Made by head cook Laurie MacIntosh and painted by Brad Abbott, the knife rack was mounted on the back of the stove partition in the dining hall kitchen in the early 1970s. Abbott is now an architect in Toronto. MacIntosh lives in Winnipeg with his Lynda.
The rack stayed there until recently when it taken down as it was suffering damage from the wear and tear of the kitchen.
"I remember is that I was asked to do these caricatures of the kitchen staff for some special occasion," Abbott says. "I can’t give you a date but if you can find records of when that crew was all together in the kitchen you will have it.
"Many of the staff at that time loved to hang out in the Cook's Shack as it was relatively isolated yet close to everything. Laurie always had a great music collection and we could play it loud as the dining hall buffered the noise."(The shack or cabin was torn down several years ago.)
|Kitchen staff circa 1975. Head cook Laurie MacIntosh is on the far right with Dennis Dyke, Bob Berry, Vern Bloomfield and Paul (?).|
Abbott, a counsellor and tripper at camp, says he still has numerous paddles lying around from camp.
“One of my prized items was a set of moose antlers that we brought back from our six week trip. Burton Tutt (Boryen) fashioned an elegant curved shield to fit across the skull of the horns and I painted our names and a few things about the trip on it.
“It was one of the first trophies six weekers brought back and it was hung in the dining hall, thereafter it became a tradition.
|The rack can be seen over the kitchen door. Ted Spear is seated at the table on the left in the plaid shirt.|
“About 10 years ago my good friend and fellow six-weeker Ted Spear realized that all these trophies including our ‘rack’ had been removed from the dining hall and lay forgotten at the back of the boathouse.
“We decided to save it so under the cover of darkness we slipped into camp and stole our rack. It hung in our family boathouse for several years about two miles from camp until one day I felt badly enough to return it. I do not know if it is still at camp.

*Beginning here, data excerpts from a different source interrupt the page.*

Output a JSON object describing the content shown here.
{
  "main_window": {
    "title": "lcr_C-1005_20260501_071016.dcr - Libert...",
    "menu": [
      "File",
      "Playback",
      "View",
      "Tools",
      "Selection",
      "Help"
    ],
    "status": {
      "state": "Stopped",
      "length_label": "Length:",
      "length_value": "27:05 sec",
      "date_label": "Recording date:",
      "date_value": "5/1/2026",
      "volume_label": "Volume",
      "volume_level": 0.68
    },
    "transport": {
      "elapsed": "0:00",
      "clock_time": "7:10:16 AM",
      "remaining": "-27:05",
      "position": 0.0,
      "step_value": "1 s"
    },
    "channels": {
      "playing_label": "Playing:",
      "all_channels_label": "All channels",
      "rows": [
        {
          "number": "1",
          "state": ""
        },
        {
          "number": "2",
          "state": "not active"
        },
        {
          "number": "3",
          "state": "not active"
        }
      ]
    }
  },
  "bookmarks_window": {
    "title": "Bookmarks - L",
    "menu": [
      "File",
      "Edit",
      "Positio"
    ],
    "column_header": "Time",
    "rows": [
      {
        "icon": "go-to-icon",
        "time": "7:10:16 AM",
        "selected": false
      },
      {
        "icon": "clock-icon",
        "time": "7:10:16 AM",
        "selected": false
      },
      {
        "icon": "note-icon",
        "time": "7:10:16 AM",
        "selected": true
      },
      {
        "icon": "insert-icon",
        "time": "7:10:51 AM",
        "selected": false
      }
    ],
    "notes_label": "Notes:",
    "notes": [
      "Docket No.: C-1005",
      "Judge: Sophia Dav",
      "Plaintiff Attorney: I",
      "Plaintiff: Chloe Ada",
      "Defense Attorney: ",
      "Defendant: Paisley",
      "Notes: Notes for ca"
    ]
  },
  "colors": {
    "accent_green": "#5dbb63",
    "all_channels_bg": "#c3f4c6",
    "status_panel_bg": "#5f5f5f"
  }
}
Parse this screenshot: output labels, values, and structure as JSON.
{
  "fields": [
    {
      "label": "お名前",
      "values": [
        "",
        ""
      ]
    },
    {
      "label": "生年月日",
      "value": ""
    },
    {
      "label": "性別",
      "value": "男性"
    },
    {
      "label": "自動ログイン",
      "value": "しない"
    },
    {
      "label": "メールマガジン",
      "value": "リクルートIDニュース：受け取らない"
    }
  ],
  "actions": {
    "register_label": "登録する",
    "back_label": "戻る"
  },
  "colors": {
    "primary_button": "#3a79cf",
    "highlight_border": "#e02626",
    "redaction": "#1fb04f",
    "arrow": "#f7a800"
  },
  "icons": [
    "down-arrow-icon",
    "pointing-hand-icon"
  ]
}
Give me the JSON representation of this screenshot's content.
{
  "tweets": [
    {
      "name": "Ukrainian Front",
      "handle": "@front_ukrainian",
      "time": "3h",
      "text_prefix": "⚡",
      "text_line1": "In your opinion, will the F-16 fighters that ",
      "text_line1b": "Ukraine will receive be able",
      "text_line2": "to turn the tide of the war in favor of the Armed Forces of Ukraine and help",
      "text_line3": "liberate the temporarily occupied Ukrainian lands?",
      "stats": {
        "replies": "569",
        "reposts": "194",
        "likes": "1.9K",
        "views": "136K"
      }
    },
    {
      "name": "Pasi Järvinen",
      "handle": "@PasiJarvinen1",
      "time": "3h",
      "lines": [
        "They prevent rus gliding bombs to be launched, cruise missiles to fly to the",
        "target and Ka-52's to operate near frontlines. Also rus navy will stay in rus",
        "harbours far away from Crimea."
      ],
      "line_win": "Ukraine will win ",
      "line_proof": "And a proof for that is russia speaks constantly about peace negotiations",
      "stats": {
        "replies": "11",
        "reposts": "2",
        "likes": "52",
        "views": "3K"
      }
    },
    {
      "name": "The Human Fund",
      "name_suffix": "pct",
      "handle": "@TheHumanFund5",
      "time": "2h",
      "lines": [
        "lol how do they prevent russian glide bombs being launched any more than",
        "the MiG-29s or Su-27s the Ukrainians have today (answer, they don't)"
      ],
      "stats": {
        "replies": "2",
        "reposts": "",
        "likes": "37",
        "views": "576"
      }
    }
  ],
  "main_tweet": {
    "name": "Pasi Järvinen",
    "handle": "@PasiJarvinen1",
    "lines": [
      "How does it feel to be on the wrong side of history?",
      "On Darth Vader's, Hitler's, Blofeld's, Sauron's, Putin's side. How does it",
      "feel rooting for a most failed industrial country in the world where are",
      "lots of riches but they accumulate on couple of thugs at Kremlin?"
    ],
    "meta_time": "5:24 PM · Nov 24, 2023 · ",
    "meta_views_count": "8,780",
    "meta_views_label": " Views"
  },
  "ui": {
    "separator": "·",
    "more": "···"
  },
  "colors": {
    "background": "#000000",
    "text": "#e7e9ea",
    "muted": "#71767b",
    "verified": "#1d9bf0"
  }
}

“There is one camp item that I very much treasure. I have always wondered what I should do with it. On our six week trip our leader Don Taylor kept a detailed diary. When we returned from the trip I had my mother type Don’s diary and I made a book with a cover made out of deer hide. As well as the diary itself the book included some sketches of mine, a newspaper article from the Thompson Citizen (we were celebrities), and a collection of all the letters I’d written home in a little pouch on the back cover.
“If I say so myself it is a nice piece and thanks to Don not bad reading either. It is safely stored at my cottage near camp.
“If you feel there is a more appropriate home for it I would consider donating it to the camp.”